Une délégation des trois syndicats (CGSP, CSC-Services Publics et SLFP) a rencontré le directeur des ressources humaines au cabinet du ministre, Philippe Thilly, lors de manifestation, qui a rassemblé de 1.675 personnes (selon la police) à 6.000 (selon les organisateurs).

M. Thilly a, selon un porte-parole de M. De Crem et plusieurs responsables syndicaux, proposé aux syndicats de reprendre les négociations dans les prochains jours pour élaborer un plan social.

Trois des quatre syndicats avaient quitté la table des négociations le 30 octobre, faute d’avoir obtenu des réponses à leurs questions au sujet du fond structurel du dossier.

Interrogé par la RTBF, M. De Crem a toutefois écarté dimanche toute « possibilité de rediscuter » son plan, qui comprend une réduction des effectifs de l’armée à 34.000 personnes et la fermeture de 23 installations militaires.

« Le plan a été approuvé par le gouvernement et discuté au parlement », a-t-il fait valoir, confirmant sa fermeté sur la question. Pas de volet social

Pour rappel, le plan De Crem prévoit la suppression de 5.000 postes de fonctionnaires et de 23 casernes. De nombreuses mutations sont également prévues, ce qui entraînera des nouveaux déménagements pour les militaires et leur famille.

« Le plan prévoit le déménagement de la caserne de Jambes à Amay, alors qu’on a investi à Jambes pendant 15 ans et qu’à Amay de nouveaux bâtiments devront être construits », explique Patrick Descy, CGSP Défense. « Le ministre a également levé les tranches optionnelles pour acquérir 326 blindés à 429 millions d’euros alors qu’il supprime des postes et des casernes. Il n’y a aucun volet social dans ce plan que l’on nous a véritablement imposé. On demande qu’il y ait d’abord une négociation », conclut-il.

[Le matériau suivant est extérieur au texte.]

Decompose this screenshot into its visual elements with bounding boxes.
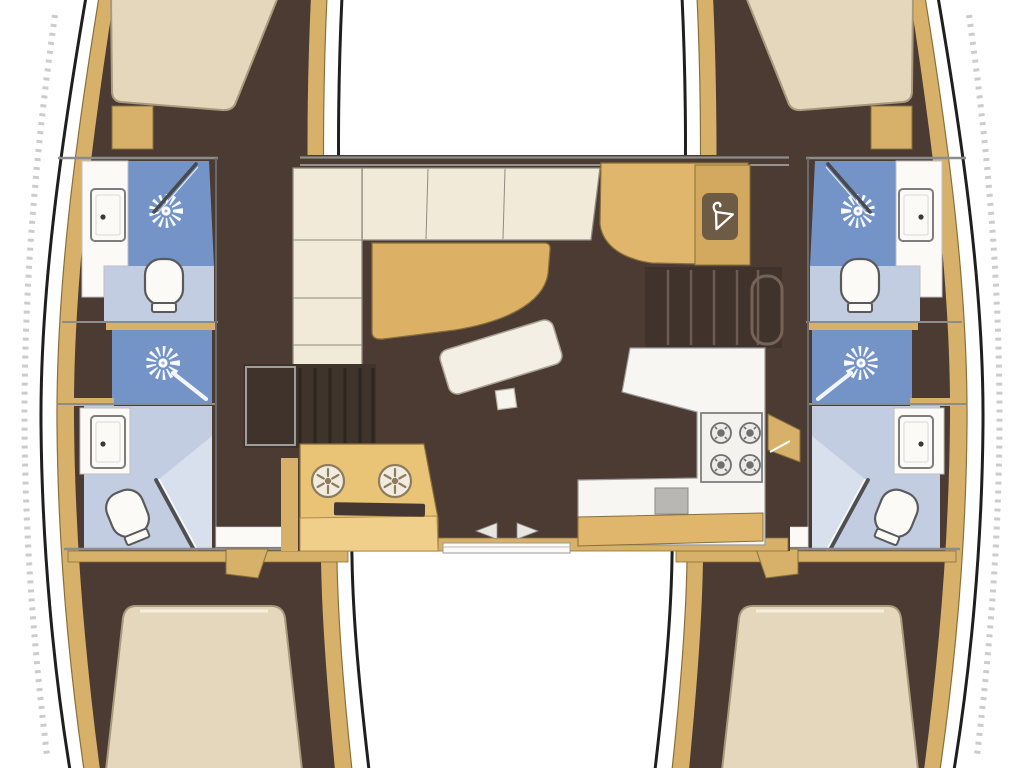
side-stool (495, 388, 516, 409)
sofa-side-cushions (293, 168, 362, 368)
floorplan-svg (0, 0, 1024, 768)
console-slot (334, 502, 425, 517)
port-companionway-stairs (243, 364, 376, 448)
hanging-locker-icon-bg (702, 193, 738, 240)
console-side-strip (281, 458, 298, 551)
sliding-door-track (443, 543, 570, 553)
salon (243, 155, 800, 553)
sofa-back-cushions (362, 168, 600, 240)
catamaran-floorplan (0, 0, 1024, 768)
console-front-face (300, 516, 438, 551)
galley-counter-front (578, 513, 763, 546)
galley-sink-basin (655, 488, 688, 514)
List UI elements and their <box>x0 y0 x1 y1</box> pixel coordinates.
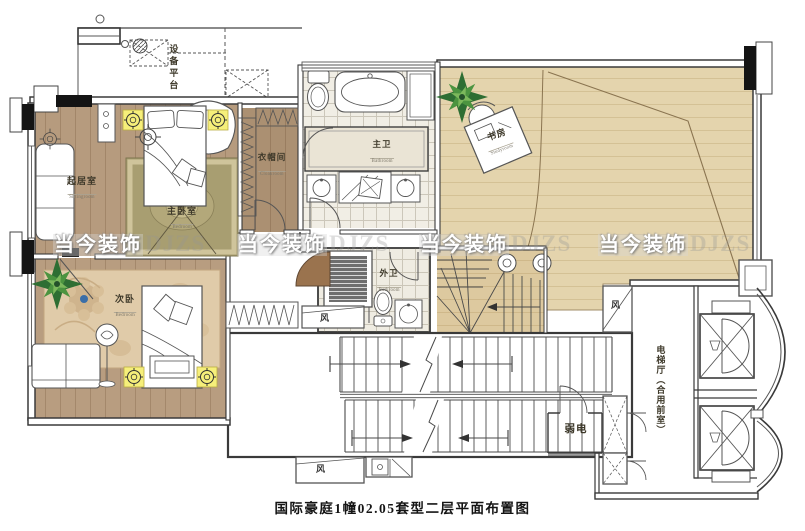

Le PS exige plus de concertation de De Crem

Le Parti socialiste a exprimé « sa solidarité, son soutien et sa compréhension » face aux inquiétudes des militaires, dont plusieurs centaines ont manifesté à Bruxelles à l’appel du front commun syndical pour protester contre le plan de restructuration de l’armée proposé par le ministre de la Défense, Pieter De Crem.

Le PS a rappelé son soutien au processus de modernisation de la Défense tel que prévu dans la déclaration gouvernementale de 2007. Mais « il regrette que le ministre De Crem ait choisi d’attendre deux ans pour imposer maintenant brutalement son plan, sans concertation ni avec les organisations syndicales ni avec les pouvoirs publics », ajoute le texte.

Le PS exige, face aux « inquiétudes légitimes des travailleurs concernés », un « accompagnement social sérieux » de la transformation de l’armée et une concertation avec les autorités locales pour la réaffectation des sites touchés par la restructuration proposée par M. De Crem (CD&V).

Pour le PS, « les travailleurs de la défense ne sont pas des pions que l’on peut déplacer à sa guise ».

Les travailleurs civils et militaires auxquels une mutation est imposée souvent à plusieurs centaines de kilomètres de leur lieu de travail initial ont des enfants et ont parfois acheté une maison. « Une concertation préalable et sérieuse avec l’ensemble des organisations syndicales est indispensable », ajoute le PS.

Le parti insiste aussi sur une bonne gestion des infrastructures publiques, rappelant que certaines infrastructures militaires promises à la fermeture ont fait récemment l’objet d’investissements importants. « Leur fermeture pure et simple se traduirait donc par un gaspillage d’argent public », préviennent les socialistes.